Rana Sarro yazdı…. ✍️
Adı ‘Acil Durum Hastanesi’ ama bir ambulansı yok, yoğun bakımı yok, solunum cihazı yok!
O hastanede hastaya müdahalede yetersiz kalındığı aşikar!
Bilindiği gibi Acil Durum Hastanesi Yenidoğan ünitesinde, yeni doğmuş bebeklere yanlışlıkla su yerine alkol verildi solunum cihazı da arızalıydı, bir bebek öldü. Ama bebeğin solunum cihazı kaynaklı öldüğünden şüphe ediliyor. Cihazın patladığı söylentileri vardı. Öteki bebekler ise şans eseri yaşadı.
Yine Acil Durum Hastanesi’nde yanlışlıkla başkasının antibiyotiği salınmış, kadının aşırı antibiyotik hassasiyeti olduğu bilinmesine rağmen. Ve genç kadın antibiyotik allerjisi yaşamış, nefes alamıyormuş, ama solunum cihazı bulunamıyordu.
Her ikisinde de aile farketmese, ani ve gayri tabii ölüm diye kayıtlara geçecekti.
Velev ki son olayda, hemşirenin dediği gibi, o vakitte antibiyotik salmamış olsa dahi ve serum tedavisi yapılıyor olsa dahi sonuçta hasta fenalaşıyor ve o hastanede solunum cihazı bulunamıyor, yoğun bakım ünitesi de yok. Hasta nefes alamıyor ama o hastanede hastaya müdahalede yetersiz kalındığı aşikar!
Aşırı antibiyotik hassasiyeti olan bir hasta fenalaşıyor ve ilk nazarda oksijen cihazı bulunamıyor.
Sonra bulunup entübe ediliyor. Nalbantoğlu’na sevkedilecek. Çünkü Acil Durum Hastanesi’nde yoğun bakım da yok.
Ve Nalbantoğlu’ndan Acil Durum Hastanesi’ne ambulans geç geliyor.
Öncelikle Acil Durum Hastanesi belli ki laçka, berbat, darmadağın bir yerdir.
Acil Durum Hastanesi, yoğun bakımı olmadığı için, doğru düzgün araç gereç bulunmadığı için, sistem olmadığı için, Nalbantoğlu’ndan ambulansın da oraya acil vakanın sevkinde geç ulaşması nedeniyle derhal KAPATIN O SÖZDE HASTANEYİ!
Son vakada Hemşireler Birliği Başkanı’nın bana söylediklerine göre, hasta entübe edilip ambulansa verildiğinde kalbi henüz durmamıştı.
Ama Nalbantoğlu Devlet Hastanesi’nden Acil Durum Hastanesi’ne ambulans gidip hastayı alması uzun sürmüş!
Orada konuşlanmış ambulans hizmeti de yok.
“Hasta entübe edilip ambulansa verildiğinde hastanın kalbi ve solunumu durmamıştı. Orada entübe edildi, genel durumu bozuldu, solunumu yavaşladı. Yeterince oksijen sağlanamadı, ondan sonra entübe edildi, oksijen desteği sağlanmaya başlandı. Ama hastanın kalbi durmadı” diyor.
“Peki hastanın kalbi nerde durdu?” diye soruyorum.
“Onu bilmem o noktadan sonra ambulans aldı Nalbantoğlu Yoğun Bakıma götürdü” diyor.

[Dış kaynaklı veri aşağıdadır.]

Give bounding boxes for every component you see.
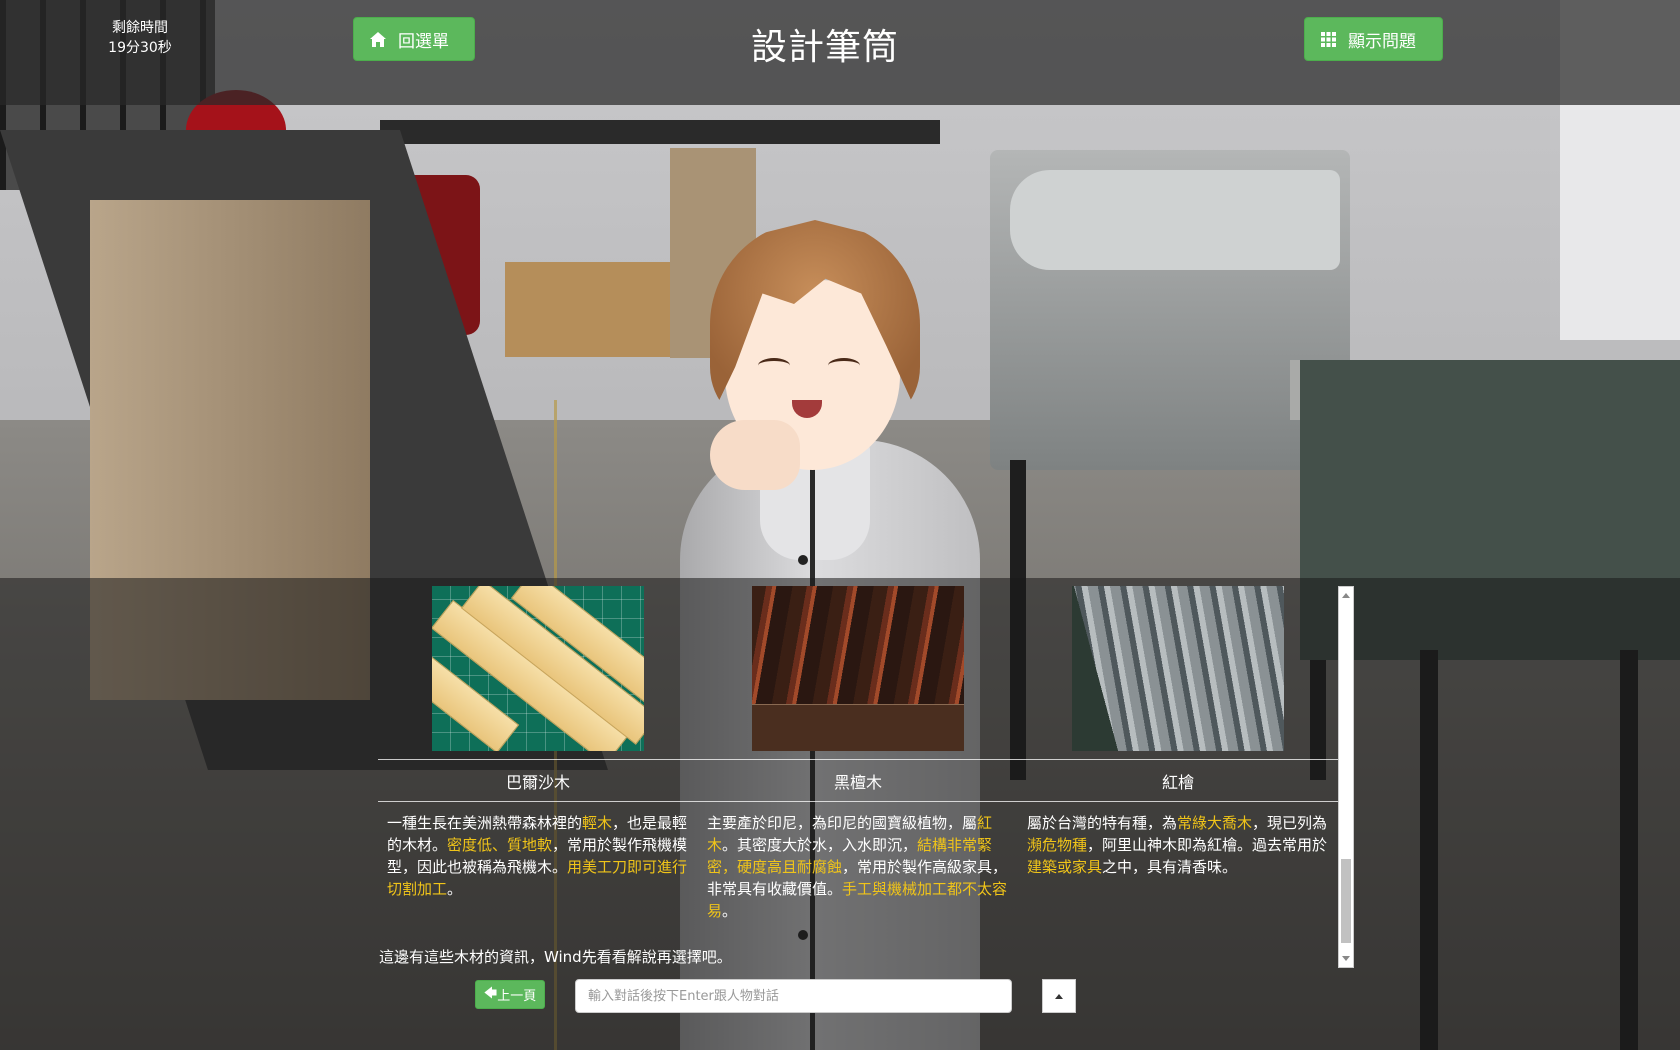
desc-text: 一種生長在美洲熱帶森林裡的 bbox=[387, 814, 583, 832]
remaining-time-label: 剩餘時間 bbox=[112, 20, 168, 36]
wood-description: 屬於台灣的特有種，為常綠大喬木，現已列為瀕危物種，阿里山神木即為紅檜。過去常用於… bbox=[1018, 802, 1338, 922]
desc-text: ，現已列為 bbox=[1252, 814, 1328, 832]
desc-text: 主要產於印尼，為印尼的國寶級植物，屬 bbox=[707, 814, 978, 832]
desc-text: 之中，具有清香味。 bbox=[1102, 858, 1238, 876]
wood-name: 巴爾沙木 bbox=[505, 773, 570, 792]
wood-name: 黑檀木 bbox=[833, 773, 882, 792]
caret-up-icon bbox=[1055, 993, 1063, 999]
scroll-up-arrow-icon[interactable] bbox=[1342, 593, 1350, 598]
desc-text: 。其密度大於水，入水即沉， bbox=[722, 836, 918, 854]
show-questions-button[interactable]: 顯示問題 bbox=[1304, 17, 1443, 61]
desc-text: 。 bbox=[722, 902, 738, 920]
back-to-menu-button[interactable]: 回選單 bbox=[353, 17, 475, 61]
dialog-narration: 這邊有這些木材的資訊，Wind先看看解說再選擇吧。 bbox=[379, 948, 732, 966]
desc-highlight: 輕木 bbox=[582, 814, 613, 832]
desc-highlight: 瀕危物種 bbox=[1027, 836, 1088, 854]
ebony-wood-image bbox=[752, 586, 964, 751]
scroll-down-arrow-icon[interactable] bbox=[1342, 956, 1350, 961]
back-to-menu-label: 回選單 bbox=[398, 31, 449, 52]
desc-highlight: 常綠大喬木 bbox=[1177, 814, 1253, 832]
previous-page-button[interactable]: 🡄 上一頁 bbox=[475, 980, 545, 1009]
home-icon bbox=[370, 31, 386, 47]
remaining-time: 剩餘時間 19分30秒 bbox=[100, 18, 180, 58]
wood-description: 主要產於印尼，為印尼的國寶級植物，屬紅木。其密度大於水，入水即沉，結構非常緊密，… bbox=[698, 802, 1018, 922]
top-bar: 剩餘時間 19分30秒 回選單 設計筆筒 顯示問題 bbox=[0, 0, 1680, 105]
wood-images-row bbox=[378, 586, 1338, 759]
wood-name: 紅檜 bbox=[1161, 773, 1194, 792]
chat-input[interactable] bbox=[575, 979, 1012, 1013]
grid-icon bbox=[1321, 31, 1336, 47]
desc-highlight: 密度低、質地軟 bbox=[447, 836, 553, 854]
page-title: 設計筆筒 bbox=[750, 27, 899, 68]
content-scrollbar[interactable] bbox=[1338, 586, 1354, 968]
previous-page-label: 上一頁 bbox=[497, 989, 537, 1004]
wood-info-content: 巴爾沙木 黑檀木 紅檜 一種生長在美洲熱帶森林裡的輕木，也是最輕的木材。密度低、… bbox=[378, 586, 1338, 966]
red-cypress-image bbox=[1072, 586, 1284, 751]
desc-text: 。 bbox=[447, 880, 463, 898]
scrollbar-thumb[interactable] bbox=[1341, 859, 1351, 943]
remaining-time-value: 19分30秒 bbox=[108, 40, 172, 56]
desc-text: ，阿里山神木即為紅檜。過去常用於 bbox=[1087, 836, 1328, 854]
wood-descriptions-row: 一種生長在美洲熱帶森林裡的輕木，也是最輕的木材。密度低、質地軟，常用於製作飛機模… bbox=[378, 802, 1338, 922]
show-questions-label: 顯示問題 bbox=[1348, 31, 1416, 52]
arrow-left-icon: 🡄 bbox=[483, 985, 498, 1001]
wood-description: 一種生長在美洲熱帶森林裡的輕木，也是最輕的木材。密度低、質地軟，常用於製作飛機模… bbox=[378, 802, 698, 922]
desc-highlight: 建築或家具 bbox=[1027, 858, 1103, 876]
balsa-wood-image bbox=[432, 586, 644, 751]
desc-text: 屬於台灣的特有種，為 bbox=[1027, 814, 1178, 832]
wood-names-row: 巴爾沙木 黑檀木 紅檜 bbox=[378, 760, 1338, 801]
toggle-up-button[interactable] bbox=[1042, 979, 1076, 1013]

Hal böyle olunca, Acil Durum Hastanesi’nde etkin bir ambulans desteğinin olmayışı ya da ambulans konuşlandırılamaması veya bir yoğun bakım olmadığı göze çarpıyor.
Hemşireler Birliği Başkanı Ali Özgöçmen, “Acil Durum Hastanesi’ndeki kliniklerin orada olup olmaması gerektiği sorgulanmalı. Açılacağı zaman Hemşireler Sendikası ve Tıp-İş, o hastanede insanların ölebileceğini savunmuştu. Çünkü oranın yoğun bakıma uzak olmasının büyük bir dezavantaj olduğu üzerinde durulmuştu” diyor.
Son ölüm vakasında ise ailenin ambulansın Acil Durum Hastanesi’ne geç geldiği yönünde bir serzenişi var.
Zaten bu konuda hekimler de hemşire örgütleri de Nalbantoğlu’nun dışında Acil Durum Hastanesi olmasının doğru olmadığını savunmuşlardı.
Bu tekrardan gündeme gelip sorgulanmalı.